From e3b15d3c121bb4ca2bdfaf681ca79bf5231a6384 Mon Sep 17 00:00:00 2001
From: Simon Bjurek <simbj106@student.liu.se>
Date: Wed, 12 Feb 2025 11:17:21 +0100
Subject: [PATCH] ldlt inverse now verified for matrices up to and including
 size 3x3

---
 .gitignore                  |  1 +
 b_asic/core_operations.py   | 17 ++++++++---
 b_asic/sfg_generators.py    | 29 +++++++++----------
 test/test_sfg_generators.py | 56 +++++++++++++++++++++++++++++++++++++
 4 files changed, 85 insertions(+), 18 deletions(-)

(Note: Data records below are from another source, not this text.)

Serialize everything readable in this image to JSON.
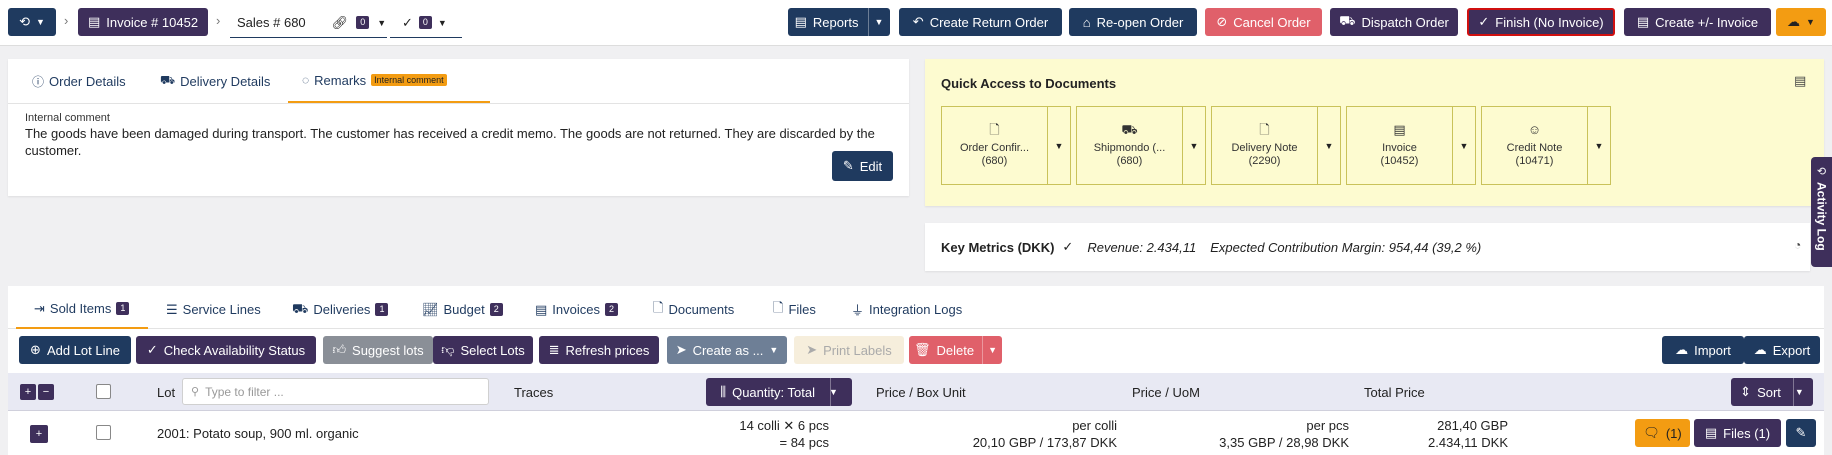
{
  "topbar": {
    "history_icon": "history-icon",
    "breadcrumb_invoice": "Invoice # 10452",
    "breadcrumb_sales": "Sales # 680",
    "link_count": "0",
    "check_count": "0",
    "buttons": {
      "reports": "Reports",
      "create_return": "Create Return Order",
      "reopen": "Re-open Order",
      "cancel": "Cancel Order",
      "dispatch": "Dispatch Order",
      "finish": "Finish (No Invoice)",
      "create_invoice": "Create +/- Invoice"
    }
  },
  "info_tabs": {
    "order_details": "Order Details",
    "delivery_details": "Delivery Details",
    "remarks": "Remarks",
    "remarks_badge": "Internal comment"
  },
  "remark": {
    "label": "Internal comment",
    "text": "The goods have been damaged during transport. The customer has received a credit memo. The goods are not returned. They are discarded by the customer.",
    "edit": "Edit"
  },
  "quick_access": {
    "title": "Quick Access to Documents",
    "docs": [
      {
        "name": "Order Confir...",
        "num": "(680)",
        "icon": "document-icon"
      },
      {
        "name": "Shipmondo (...",
        "num": "(680)",
        "icon": "truck-icon"
      },
      {
        "name": "Delivery Note",
        "num": "(2290)",
        "icon": "document-icon"
      },
      {
        "name": "Invoice",
        "num": "(10452)",
        "icon": "invoice-icon"
      },
      {
        "name": "Credit Note",
        "num": "(10471)",
        "icon": "smile-icon"
      }
    ]
  },
  "metrics": {
    "label": "Key Metrics (DKK)",
    "revenue": "Revenue: 2.434,11",
    "margin": "Expected Contribution Margin: 954,44 (39,2 %)"
  },
  "activity_log": "Activity Log",
  "lower_tabs": [
    {
      "label": "Sold Items",
      "badge": "1"
    },
    {
      "label": "Service Lines",
      "badge": ""
    },
    {
      "label": "Deliveries",
      "badge": "1"
    },
    {
      "label": "Budget",
      "badge": "2"
    },
    {
      "label": "Invoices",
      "badge": "2"
    },
    {
      "label": "Documents",
      "badge": ""
    },
    {
      "label": "Files",
      "badge": ""
    },
    {
      "label": "Integration Logs",
      "badge": ""
    }
  ],
  "toolbar": {
    "add_lot": "Add Lot Line",
    "check_availability": "Check Availability Status",
    "suggest_lots": "Suggest lots",
    "select_lots": "Select Lots",
    "refresh_prices": "Refresh prices",
    "create_as": "Create as ...",
    "print_labels": "Print Labels",
    "delete": "Delete",
    "import": "Import",
    "export": "Export"
  },
  "table": {
    "col_lot": "Lot",
    "filter_placeholder": "Type to filter ...",
    "col_traces": "Traces",
    "quantity_button": "Quantity: Total",
    "col_price_box": "Price / Box Unit",
    "col_price_uom": "Price / UoM",
    "col_total": "Total Price",
    "sort": "Sort",
    "row": {
      "lot": "2001: Potato soup, 900 ml. organic",
      "qty_line1": "14 colli ✕ 6 pcs",
      "qty_line2": "= 84 pcs",
      "box_line1": "per colli",
      "box_line2": "20,10 GBP / 173,87 DKK",
      "uom_line1": "per pcs",
      "uom_line2": "3,35 GBP / 28,98 DKK",
      "total_line1": "281,40 GBP",
      "total_line2": "2.434,11 DKK",
      "comments": "(1)",
      "files": "Files (1)"
    }
  }
}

diff --git a/.gitignore b/.gitignore
index c5b2148a..d240bbd1 100644
--- a/.gitignore
+++ b/.gitignore
@@ -116,6 +116,7 @@ TODO.txt
 b_asic/_version.py
 docs_sphinx/_build/
 docs_sphinx/examples
+docs_sphinx/sg_execution_times.rst
 result_images/
 .coverage
 Digraph.gv
diff --git a/b_asic/core_operations.py b/b_asic/core_operations.py
index 70d43370..67d6b07f 100644
--- a/b_asic/core_operations.py
+++ b/b_asic/core_operations.py
@@ -1123,7 +1123,7 @@ class MADS(AbstractOperation):
 
     def __init__(
         self,
-        is_add: Optional[bool] = False,
+        is_add: Optional[bool] = True,
         src0: Optional[SignalSourceProvider] = None,
         src1: Optional[SignalSourceProvider] = None,
         src2: Optional[SignalSourceProvider] = None,
@@ -1142,15 +1142,24 @@ class MADS(AbstractOperation):
             latency_offsets=latency_offsets,
             execution_time=execution_time,
         )
-        self._is_add = is_add
-        # self.set_param("is_add", is_add)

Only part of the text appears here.